Tra il dire e il fare (vv. 28- 30) – Gesù introduce il racconto con una domanda che fa leva sull’attenzione dei suoi uditori: Che ve ne pare?. Si parla di un uomo che ha due figli. Il numero dei figli rimanda ad alcune coppie di fratelli nel Primo Testamento: come Caino e Abele ed Esaù e Giacobbe, che portano al loro interno un conflitto e un’antitesi. Dopo l’immagine del fico, appare quella della vigna, altra immagine che richiama lo statuto del popolo di Israele all’interno dell’alleanza con Jhwh: Ebbene, la vigna del Signore degli eserciti è la casa di Israele (Is 5,7). Questa è una vigna deliziosa che Dio custodisce, irriga, dalla quale tiene lontani i rovi e con la quale vuole solo stare in pace (Is 27,2-5), una vigna che però da pregiata si è resa degenere (Ger 2,21). Il tema della vigna-Israele è molto caro agli autori del Primo Testamento (Sal 80,15; Is 3,14; 5,1-7; Ger 2,21; 8,13; 12,10) e viene trattato molto spesso nel primo Vangelo (Mt 20,1-16; 21,33-46). La parabola ci narra che proprietario di questa vigna è un padre che ha due figli ai quali chiede di andare a lavorare nella vigna.La richiesta mostra il disagio dei figli che mentono entrambi al padre, mancando così di rispetto nei suoi confronti. Tuttavia le loro azioni hanno conseguenze differenti: uno si mostra ribelle ma alla fine cambia idea, va nella vigna e si mette all’opera; l’altro si presta volentieri al lavoro, ma non mantiene la promessa e disobbedisce. Gesù, a questo punto interroga i suoi interlocutori, chiedendo chi abbia fatto la volontà del padre e la risposta è corale: il primo, che si è pentito. 

Il cuore della parabola: la docilità dei peccatori alla conversione (vv. 31b-32) - Segue poi al v. 31b l’applicazione: pubblicani e prostitute, i peccatori della peggior specie, passano avanti gli uomini religiosi perché, diversamente da loro, hanno creduto all’opera di Giovanni.

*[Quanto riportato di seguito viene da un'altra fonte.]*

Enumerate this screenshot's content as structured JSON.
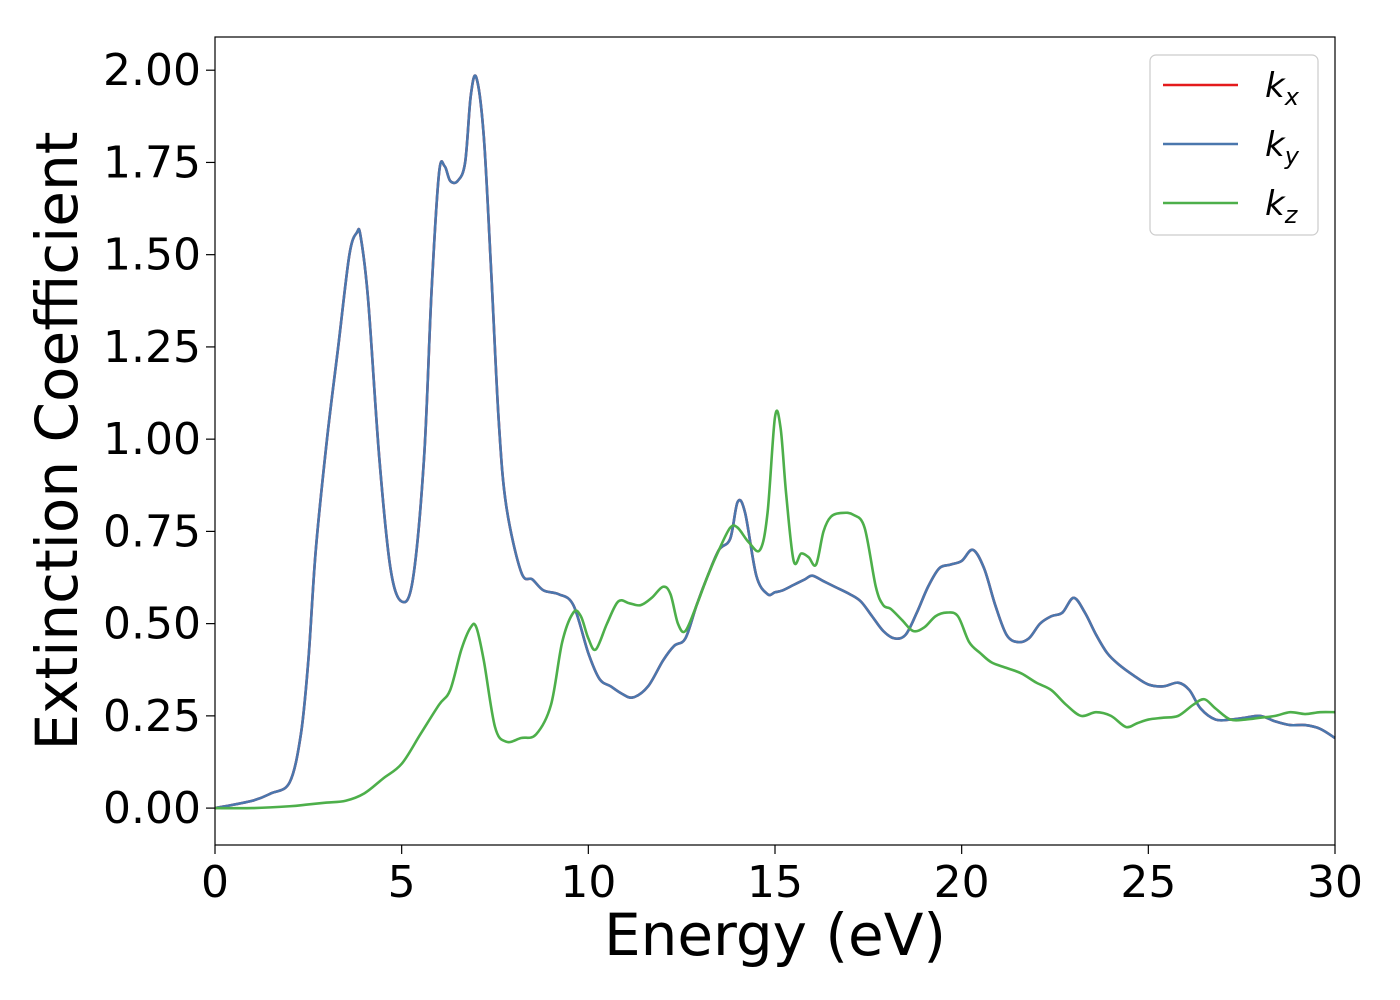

Il padre di questa parabola rappresenta Dio; il primo figlio è figura dei peccatori che dopo la resistenza iniziale decidono di cambiare idea e di obbedire; mentre il secondo figlio rappresenta le autorità religiose giudaiche che dicono di curare la vigna ma non lo fanno. Gesù elogia quegli uomini e quelle donne che, pur se peccatori, hanno saputo riconoscere in Giovanni “la via della giustizia” (dove giustizia dice conformità alla Parola/Volontàdi Dio), cioè una missione conforme all’opera di Dio, e si sono convertiti. Rimprovera invece i presunti giusti che non hanno saputo discernere l’opera di Dio in Giovanni e che, nemmeno dinanzi alla conversione dei peccatori, hanno cambiato mentalità. Non basta dirsi giusti a parole e nascondersi dietro a titoli, apparenze e formalismi: occorre un cuore capace di ascoltare e di cambiare per accogliere la novità di Dio.